As the NATO offensive in Helmand begins, supporters of the Afghan war argue that it will bring stability to Pakistan. The truth is that Pakistan is becoming more unstable with every day that passes.
The war that is raging in Afghanistan is bringing intolerable death and destruction to Pakistan as well. The USA is carrying out air attacks inside Pakistan, using unmanned drone aircraft. The number of attacks has escalated dramatically since President Obama was elected. And with an estimated 700 deaths in 2009 alone – most of them civilians and children – it is provoking immense anger.
On top of this, Pakistanis are enduring a wave of terrorist attacks, with more than 3,000 people killed in 2009 alone. There is deep anger and hostility towards the Pakistani Taliban and their allies who are carrying out these horrible attacks – often with a sectarian motivation. Many Pakistanis are living in fear.

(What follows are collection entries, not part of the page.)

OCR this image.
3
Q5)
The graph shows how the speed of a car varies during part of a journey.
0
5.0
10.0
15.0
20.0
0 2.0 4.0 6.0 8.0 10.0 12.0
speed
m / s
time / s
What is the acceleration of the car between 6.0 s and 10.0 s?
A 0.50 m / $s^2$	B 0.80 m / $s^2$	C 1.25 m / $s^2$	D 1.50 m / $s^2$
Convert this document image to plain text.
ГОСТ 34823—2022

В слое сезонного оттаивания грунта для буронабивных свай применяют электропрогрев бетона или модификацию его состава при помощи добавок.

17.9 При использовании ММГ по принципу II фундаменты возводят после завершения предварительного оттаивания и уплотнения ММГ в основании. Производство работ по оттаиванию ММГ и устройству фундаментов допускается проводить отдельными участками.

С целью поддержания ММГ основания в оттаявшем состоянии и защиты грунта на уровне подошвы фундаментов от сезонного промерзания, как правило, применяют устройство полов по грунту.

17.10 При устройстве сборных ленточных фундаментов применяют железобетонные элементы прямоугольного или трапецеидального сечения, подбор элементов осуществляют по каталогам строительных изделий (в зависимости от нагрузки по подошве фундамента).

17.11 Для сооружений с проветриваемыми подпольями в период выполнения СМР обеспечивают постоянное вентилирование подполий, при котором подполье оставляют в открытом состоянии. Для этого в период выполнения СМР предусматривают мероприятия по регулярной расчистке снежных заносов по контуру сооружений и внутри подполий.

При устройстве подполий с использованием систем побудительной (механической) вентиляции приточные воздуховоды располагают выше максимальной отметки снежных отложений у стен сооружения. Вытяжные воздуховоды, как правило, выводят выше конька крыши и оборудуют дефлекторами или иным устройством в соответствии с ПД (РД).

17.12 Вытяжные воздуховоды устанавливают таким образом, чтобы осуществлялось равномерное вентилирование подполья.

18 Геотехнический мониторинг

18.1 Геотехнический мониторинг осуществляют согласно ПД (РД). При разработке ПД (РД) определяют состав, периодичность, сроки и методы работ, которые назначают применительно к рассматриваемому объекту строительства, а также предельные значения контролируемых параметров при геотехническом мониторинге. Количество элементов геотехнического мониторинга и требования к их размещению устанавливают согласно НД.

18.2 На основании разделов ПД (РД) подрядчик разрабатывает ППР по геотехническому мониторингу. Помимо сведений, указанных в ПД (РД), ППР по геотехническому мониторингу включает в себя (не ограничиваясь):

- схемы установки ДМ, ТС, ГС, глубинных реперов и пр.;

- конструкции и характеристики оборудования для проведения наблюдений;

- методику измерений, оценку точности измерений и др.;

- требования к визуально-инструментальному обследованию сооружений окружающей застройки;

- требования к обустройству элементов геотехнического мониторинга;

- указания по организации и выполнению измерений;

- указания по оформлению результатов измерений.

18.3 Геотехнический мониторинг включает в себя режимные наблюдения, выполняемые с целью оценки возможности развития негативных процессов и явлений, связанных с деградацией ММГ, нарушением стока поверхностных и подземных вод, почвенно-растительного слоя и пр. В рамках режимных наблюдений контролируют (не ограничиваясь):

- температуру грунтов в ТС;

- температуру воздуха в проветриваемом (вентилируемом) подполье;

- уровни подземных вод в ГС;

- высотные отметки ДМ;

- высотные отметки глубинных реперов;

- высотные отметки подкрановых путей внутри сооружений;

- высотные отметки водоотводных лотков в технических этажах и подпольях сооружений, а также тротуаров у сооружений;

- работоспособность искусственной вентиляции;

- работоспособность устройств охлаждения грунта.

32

Continued US intervention into an already chaotic situation is liable to make the situation much worse.
One commentator, Pratap Chatterjee, draws a parallel with the horrors of the Khmer Rouge in Cambodia. He says, “Think of them as the 1970s equivalent of the Pakistani Taliban who have settled into the wild borderlands of that country largely beyond the control of the Pakistani government.” He points out that the Khmer Rouge were weak until secret US bombing raids completely destabilised the country. Their rule ended only after they committed one of the worst crimes of genocide on the 20th century.
Modern Pakistan is very different to the Cambodia of the 1970s. But Chatterjee has a chilling warning: “Beware secret air wars that promise success and yet wreak havoc in lands that are not even enemy nations.”
With every escalation of the war in Afghanistan, the situation in Pakistan becomes more dangerous. Rather than escalate the war effort Western governments need to escalate a peace process.